In 1990 the ambitious new generation of Di Bruno’s owners were poised to take advantage of the dramatic growth spurt of artisanal cheese and meat sales, and escalation of culinary culture. “The cost of entry in this new world would never be that low again, so we took a shot,” said Mignucci. “We knew competition would come soon and that we were uniquely situated with a brand my grandparents had built. We needed to find a way to make Danny and Joe’s legacy last longer than the years they put in.”
Mignucci gives an example of the once-low “cost of entry” by recalling their ingress into the Rittenhouse, an out-of-their-own-pocket takeover of a one-time cheese shop (“we just had to take over the lease, inexpensive rent at that time”) and a $100,000 purchase, then gutting, of its neighboring property so to build their bourgeoning empire. “Today, you can’t build a store of our type without spending a minimum of $1 million. We got lucky.”
And so on, and so on until the present with a financial upswing that finds DiBruno’s with an 18 to 20% growth over the last three years, and —according to Mignucci —“we’ll be a $50 million business by 2020.”
During this autumn, their 80th anniversary, the Di Bruno’s enterprise not only opened a brand new bar/eatery, Alimentari – Upstairs, at its Rittenhouse location, but also its first-ever catering space, Banca, on Spring Garden.
A large part of the expansion of Di Bruno’s — from online retail to new locations – comes down to making great training programs, then creating even greater opportunities for that leadership team to build upon. “If you have good people within the company they need and deserve more opportunity. We train them on the daily contribution and profit of the businesses. They’re equipped to run businesses, not just for another ten years, but another 80 years — helping the Di Bruno brand grow is for them.”
Beyond growth, no matter how far they go, Di Bruno’s still invests in its Italian Market with a new Bottle Shop and scores of tasting events at its original location.

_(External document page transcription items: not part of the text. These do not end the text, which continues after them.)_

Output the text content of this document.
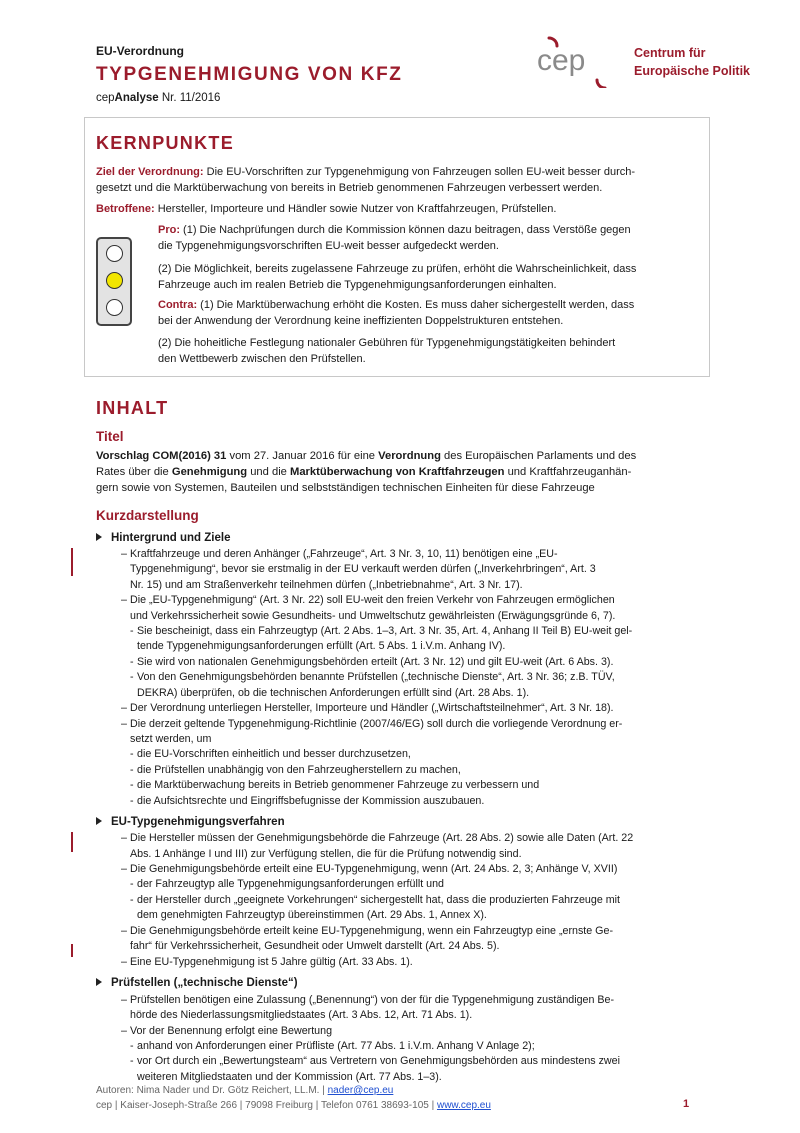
EU-Verordnung
TYPGENEHMIGUNG VON KFZ
cepAnalyse Nr. 11/2016
cep	Centrum für
Europäische Politik
KERNPUNKTE
Ziel der Verordnung: Die EU-Vorschriften zur Typgenehmigung von Fahrzeugen sollen EU-weit besser durch-
gesetzt und die Marktüberwachung von bereits in Betrieb genommenen Fahrzeugen verbessert werden.
Betroffene: Hersteller, Importeure und Händler sowie Nutzer von Kraftfahrzeugen, Prüfstellen.
Pro: (1) Die Nachprüfungen durch die Kommission können dazu beitragen, dass Verstöße gegen
die Typgenehmigungsvorschriften EU-weit besser aufgedeckt werden.
(2) Die Möglichkeit, bereits zugelassene Fahrzeuge zu prüfen, erhöht die Wahrscheinlichkeit, dass
Fahrzeuge auch im realen Betrieb die Typgenehmigungsanforderungen einhalten.
Contra: (1) Die Marktüberwachung erhöht die Kosten. Es muss daher sichergestellt werden, dass
bei der Anwendung der Verordnung keine ineffizienten Doppelstrukturen entstehen.
(2) Die hoheitliche Festlegung nationaler Gebühren für Typgenehmigungstätigkeiten behindert
den Wettbewerb zwischen den Prüfstellen.
INHALT
Titel
Vorschlag COM(2016) 31 vom 27. Januar 2016 für eine Verordnung des Europäischen Parlaments und des
Rates über die Genehmigung und die Marktüberwachung von Kraftfahrzeugen und Kraftfahrzeuganhän-
gern sowie von Systemen, Bauteilen und selbstständigen technischen Einheiten für diese Fahrzeuge
Kurzdarstellung
Hintergrund und Ziele
– Kraftfahrzeuge und deren Anhänger („Fahrzeuge“, Art. 3 Nr. 3, 10, 11) benötigen eine „EU-
Typgenehmigung“, bevor sie erstmalig in der EU verkauft werden dürfen („Inverkehrbringen“, Art. 3
Nr. 15) und am Straßenverkehr teilnehmen dürfen („Inbetriebnahme“, Art. 3 Nr. 17).
– Die „EU-Typgenehmigung“ (Art. 3 Nr. 22) soll EU-weit den freien Verkehr von Fahrzeugen ermöglichen
und Verkehrssicherheit sowie Gesundheits- und Umweltschutz gewährleisten (Erwägungsgründe 6, 7).
- Sie bescheinigt, dass ein Fahrzeugtyp (Art. 2 Abs. 1–3, Art. 3 Nr. 35, Art. 4, Anhang II Teil B) EU-weit gel-
tende Typgenehmigungsanforderungen erfüllt (Art. 5 Abs. 1 i.V.m. Anhang IV).
- Sie wird von nationalen Genehmigungsbehörden erteilt (Art. 3 Nr. 12) und gilt EU-weit (Art. 6 Abs. 3).
- Von den Genehmigungsbehörden benannte Prüfstellen („technische Dienste“, Art. 3 Nr. 36; z.B. TÜV,
DEKRA) überprüfen, ob die technischen Anforderungen erfüllt sind (Art. 28 Abs. 1).
– Der Verordnung unterliegen Hersteller, Importeure und Händler („Wirtschaftsteilnehmer“, Art. 3 Nr. 18).
– Die derzeit geltende Typgenehmigung-Richtlinie (2007/46/EG) soll durch die vorliegende Verordnung er-
setzt werden, um
- die EU-Vorschriften einheitlich und besser durchzusetzen,
- die Prüfstellen unabhängig von den Fahrzeugherstellern zu machen,
- die Marktüberwachung bereits in Betrieb genommener Fahrzeuge zu verbessern und
- die Aufsichtsrechte und Eingriffsbefugnisse der Kommission auszubauen.
EU-Typgenehmigungsverfahren
– Die Hersteller müssen der Genehmigungsbehörde die Fahrzeuge (Art. 28 Abs. 2) sowie alle Daten (Art. 22
Abs. 1 Anhänge I und III) zur Verfügung stellen, die für die Prüfung notwendig sind.
– Die Genehmigungsbehörde erteilt eine EU-Typgenehmigung, wenn (Art. 24 Abs. 2, 3; Anhänge V, XVII)
- der Fahrzeugtyp alle Typgenehmigungsanforderungen erfüllt und
- der Hersteller durch „geeignete Vorkehrungen“ sichergestellt hat, dass die produzierten Fahrzeuge mit
dem genehmigten Fahrzeugtyp übereinstimmen (Art. 29 Abs. 1, Annex X).
– Die Genehmigungsbehörde erteilt keine EU-Typgenehmigung, wenn ein Fahrzeugtyp eine „ernste Ge-
fahr“ für Verkehrssicherheit, Gesundheit oder Umwelt darstellt (Art. 24 Abs. 5).
– Eine EU-Typgenehmigung ist 5 Jahre gültig (Art. 33 Abs. 1).
Prüfstellen („technische Dienste“)
– Prüfstellen benötigen eine Zulassung („Benennung“) von der für die Typgenehmigung zuständigen Be-
hörde des Niederlassungsmitgliedstaates (Art. 3 Abs. 12, Art. 71 Abs. 1).
– Vor der Benennung erfolgt eine Bewertung
- anhand von Anforderungen einer Prüfliste (Art. 77 Abs. 1 i.V.m. Anhang V Anlage 2);
- vor Ort durch ein „Bewertungsteam“ aus Vertretern von Genehmigungsbehörden aus mindestens zwei
weiteren Mitgliedstaaten und der Kommission (Art. 77 Abs. 1–3).
Autoren: Nima Nader und Dr. Götz Reichert, LL.M. | nader@cep.eu
cep | Kaiser-Joseph-Straße 266 | 79098 Freiburg | Telefon 0761 38693-105 | www.cep.eu	1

“It’s who we are, our home: important to us because it’s important to Philly — the Italian Market is the oldest open air market in the country and it doesn’t get the respect or notoriety it deserves. We want to be a catalyst to drive great change to Ninth Street.”
Emilio then reminds me of something his grandfather Danny once told the trio of new Di Bruno’s owners. “The customers who come here, they don’t have to come here,” said Mignucci. “They choose to, so we welcome them in as if this was our house. We teach them the way we eat, the way we celebrate.”